- The purpose of this project is to analyze district-wide standardized test results.
The purpose of this project is to analyze district-wide standardized test results. Data is aggregated to show trends in school performance. Analysis was performed using School and Student Data. The school board will be using these results to make strategic decisions regarding future school budgets and priorities.
This project uses the Pandas library to manipulate data into tables that allow for aggregating and summarizing of district and school data. Array calculations are performed to create a snapshot of school district's key metrics. Analysis done to show trends such as top peforming schools, bottom performing schools, math and reading scores by grade, and scores by school spending, size, and school type.
- As a whole, schools with higher budgets, did not yield better test results. By contrast, schools with higher spending per student actually ($645-675) underperformed compared to schools with smaller budgets (<$585 per student).

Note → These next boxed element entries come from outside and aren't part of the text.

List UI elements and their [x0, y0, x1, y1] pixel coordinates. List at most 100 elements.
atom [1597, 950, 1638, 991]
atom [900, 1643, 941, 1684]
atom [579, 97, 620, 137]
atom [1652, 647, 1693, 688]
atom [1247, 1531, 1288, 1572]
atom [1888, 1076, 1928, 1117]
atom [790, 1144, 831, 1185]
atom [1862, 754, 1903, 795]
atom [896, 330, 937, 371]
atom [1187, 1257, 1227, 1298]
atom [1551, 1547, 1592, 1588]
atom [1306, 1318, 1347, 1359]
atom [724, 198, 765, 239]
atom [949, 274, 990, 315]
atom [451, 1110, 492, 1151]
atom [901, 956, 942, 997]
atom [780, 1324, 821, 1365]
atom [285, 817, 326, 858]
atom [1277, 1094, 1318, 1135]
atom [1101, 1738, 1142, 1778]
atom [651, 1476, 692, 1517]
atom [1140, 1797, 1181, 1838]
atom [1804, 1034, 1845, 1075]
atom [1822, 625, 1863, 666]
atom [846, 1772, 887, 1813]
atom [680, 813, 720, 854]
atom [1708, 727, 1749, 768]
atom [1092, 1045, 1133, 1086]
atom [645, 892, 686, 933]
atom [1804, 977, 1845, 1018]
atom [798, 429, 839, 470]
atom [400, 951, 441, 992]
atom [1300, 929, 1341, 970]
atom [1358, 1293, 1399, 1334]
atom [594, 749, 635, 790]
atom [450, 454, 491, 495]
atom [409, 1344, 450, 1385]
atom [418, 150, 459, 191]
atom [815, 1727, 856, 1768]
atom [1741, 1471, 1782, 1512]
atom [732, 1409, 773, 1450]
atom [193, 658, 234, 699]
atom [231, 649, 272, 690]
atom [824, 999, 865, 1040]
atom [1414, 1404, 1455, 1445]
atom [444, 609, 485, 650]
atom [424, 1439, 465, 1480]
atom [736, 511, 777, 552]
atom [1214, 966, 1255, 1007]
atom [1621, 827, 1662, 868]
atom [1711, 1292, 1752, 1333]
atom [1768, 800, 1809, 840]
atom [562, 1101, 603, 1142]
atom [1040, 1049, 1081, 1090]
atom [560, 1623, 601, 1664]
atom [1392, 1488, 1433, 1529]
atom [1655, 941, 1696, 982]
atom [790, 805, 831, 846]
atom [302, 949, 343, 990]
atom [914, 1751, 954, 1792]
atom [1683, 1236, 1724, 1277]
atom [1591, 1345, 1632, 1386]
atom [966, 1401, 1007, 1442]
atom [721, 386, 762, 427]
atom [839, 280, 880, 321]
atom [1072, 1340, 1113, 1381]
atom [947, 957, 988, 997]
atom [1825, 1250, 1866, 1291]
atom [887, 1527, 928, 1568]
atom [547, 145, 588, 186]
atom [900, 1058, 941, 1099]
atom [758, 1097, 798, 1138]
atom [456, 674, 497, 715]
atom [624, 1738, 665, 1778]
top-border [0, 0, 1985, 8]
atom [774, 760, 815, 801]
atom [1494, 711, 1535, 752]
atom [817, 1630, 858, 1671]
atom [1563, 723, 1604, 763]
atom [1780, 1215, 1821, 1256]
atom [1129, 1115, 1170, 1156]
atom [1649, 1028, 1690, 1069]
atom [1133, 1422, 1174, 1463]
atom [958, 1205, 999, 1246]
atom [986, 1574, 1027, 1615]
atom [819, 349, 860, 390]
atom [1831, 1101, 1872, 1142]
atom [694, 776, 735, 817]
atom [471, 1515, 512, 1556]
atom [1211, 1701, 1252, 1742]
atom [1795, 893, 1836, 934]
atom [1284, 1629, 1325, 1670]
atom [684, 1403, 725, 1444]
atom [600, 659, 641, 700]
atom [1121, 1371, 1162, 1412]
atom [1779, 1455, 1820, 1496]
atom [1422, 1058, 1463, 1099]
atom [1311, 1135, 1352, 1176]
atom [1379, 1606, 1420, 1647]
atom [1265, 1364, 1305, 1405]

- As a whole, smaller and medium sized schools dramatically out-performed large sized schools on passing math performances (89-91% passing vs 77%).
- Math passing rates are always consistently lower across every metric, but the difference between math and reading passing rates is greater among lower performing schools, large schools, and higher spending per student which all seem to correlate.
- Average math and reading scores stay consistent across grade level when grouped by school.
- In general (one exception), per student spending is higher in bottom performing schools than top performing.
- The same phenomenon is seen with high and low per student spending brackets and district versus charter schools.
- However, more analysis will be required to extract from various sources if the effect is due to school practices or the fact that charter schools tend to serve smaller student populations per school.